Mittig, Ponder and Bise have been included in the Texas Biennial, a recent survey of contemporary Texas art at San Antonio’s Blue Star Contemporary Art Museum, and their work in different media reflect the variety taught in SHSU’s art department.
“This exhibit is a chance for residents of Huntsville and the university community to see art by important Texas artists whose work is becoming nationally and internationally recognized,” Henderson said. “Each of these artists have been featured in radio, television and print publications and are exhibiting their work in important venues across the United States. Their works are becoming part of important art collections. This is an opportunity to see art that may not pass this way again.”
An animator and artist, Mittag produces stop-motion animations for commercial purposes, as well as for exhibitions in fine art galleries, in which ordinary people are placed in extraordinary situations and face disaster and tragedy.
For example, in his recent exhibit at Houston’s Lawndale Art Center, he used news reports of a hurricane as the source material for sets and an animated video. He constructed a model of mobile home that had been displaced into a tree by the hurricane, populated it with Claymation characters and created a tale of a family that continued to live in the damaged home.
Mittag, whose works have appeared in galleries across the U.S. and in Europe, was one of five artists who received an Artadia Award in 2012.
He received his Bachelor of Fine Arts degree from Southwestern University and his Masters of Fine Arts degree from the University of Houston.
Mark Ponder's "his gift to you is the rainbow" is a 10-by-8-inch, graphite-on-paper drawing. |
Ponder creates playful, self-reflexive drawings and installations that critically address the potential empowerment and perils that come from positive thinking.
He calls his work a “subversive, brutally honest take” on his quest for happiness and success that “reminds one of self-help posters gone extremely wrong” and finishes “somewhere between solemnity and whimsy.”
“Often gaudy and sometimes slightly icky, his visuals seek to tease out the duality embedded in our deepest feelings and emotions, including those associated with death,” Ponders’s website says of his work. “The works are cute, sarcastic, but perhaps most oddly, highly austere.”
Ponder received his Bachelor of Fine Arts degree from Lamar University and his Master of Fine Arts degree from Southern Illinois University at Carbondale.
Bise produces large-scale graphite drawings and prints that combine autobiographical narrative with labor-intensive attention to detail, creating a disorienting relationship between personal psychology and formal picture-making concerns, according to Henderson.

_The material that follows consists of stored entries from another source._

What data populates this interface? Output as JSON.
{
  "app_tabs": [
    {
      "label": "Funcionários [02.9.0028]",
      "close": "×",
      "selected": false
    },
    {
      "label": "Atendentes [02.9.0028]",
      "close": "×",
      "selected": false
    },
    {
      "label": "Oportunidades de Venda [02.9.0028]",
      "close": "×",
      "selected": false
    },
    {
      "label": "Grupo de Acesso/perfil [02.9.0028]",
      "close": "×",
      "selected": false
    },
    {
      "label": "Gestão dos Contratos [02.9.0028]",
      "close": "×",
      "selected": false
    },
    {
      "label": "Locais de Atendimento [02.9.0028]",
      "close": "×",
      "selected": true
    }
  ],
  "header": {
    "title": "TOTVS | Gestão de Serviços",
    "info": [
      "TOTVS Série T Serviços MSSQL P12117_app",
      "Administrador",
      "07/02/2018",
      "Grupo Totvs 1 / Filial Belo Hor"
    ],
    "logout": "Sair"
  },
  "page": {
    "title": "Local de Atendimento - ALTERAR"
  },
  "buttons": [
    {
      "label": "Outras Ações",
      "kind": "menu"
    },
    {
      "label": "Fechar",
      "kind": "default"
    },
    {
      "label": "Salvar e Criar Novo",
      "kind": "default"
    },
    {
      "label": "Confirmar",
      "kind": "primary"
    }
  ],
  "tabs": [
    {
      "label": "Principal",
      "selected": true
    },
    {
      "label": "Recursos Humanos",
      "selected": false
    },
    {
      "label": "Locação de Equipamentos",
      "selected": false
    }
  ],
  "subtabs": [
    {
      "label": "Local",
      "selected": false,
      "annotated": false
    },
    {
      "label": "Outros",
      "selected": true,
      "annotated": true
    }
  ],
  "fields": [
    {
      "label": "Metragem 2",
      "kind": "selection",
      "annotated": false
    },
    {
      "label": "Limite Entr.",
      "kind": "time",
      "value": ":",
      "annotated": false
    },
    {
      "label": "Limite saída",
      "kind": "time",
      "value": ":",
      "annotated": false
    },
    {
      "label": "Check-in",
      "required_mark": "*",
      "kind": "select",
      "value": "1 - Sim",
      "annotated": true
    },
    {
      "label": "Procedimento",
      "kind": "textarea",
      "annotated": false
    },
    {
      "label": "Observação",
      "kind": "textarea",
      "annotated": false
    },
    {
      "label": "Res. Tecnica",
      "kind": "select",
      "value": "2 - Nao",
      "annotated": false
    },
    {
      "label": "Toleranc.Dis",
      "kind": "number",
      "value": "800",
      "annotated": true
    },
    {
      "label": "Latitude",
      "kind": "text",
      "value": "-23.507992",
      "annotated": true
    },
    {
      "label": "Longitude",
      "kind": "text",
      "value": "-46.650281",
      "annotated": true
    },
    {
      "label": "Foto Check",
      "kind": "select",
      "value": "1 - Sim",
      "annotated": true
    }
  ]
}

He also uses imagery that he gleans from his family history and his recent personal experience of heart transplant surgery.
A solo exhibition of his work, Love in the Kingdom of the Sick, was recently on display in Houston’s Betty Moody Gallery.
The 2012 Hunting Art Prize winner received his Bachelor of Fine Arts degree in drawing and painting from the University of North Texas and his Master of Fine Arts degree from the University of Houston.
The 3G is located at 1028 21st St., in Art Building F. The gallery is open from 10 a.m. to 5 p.m. Monday through Friday and from 1-5 p.m. on Saturday.
The Gaddis Geeslin Gallery is always free to the public.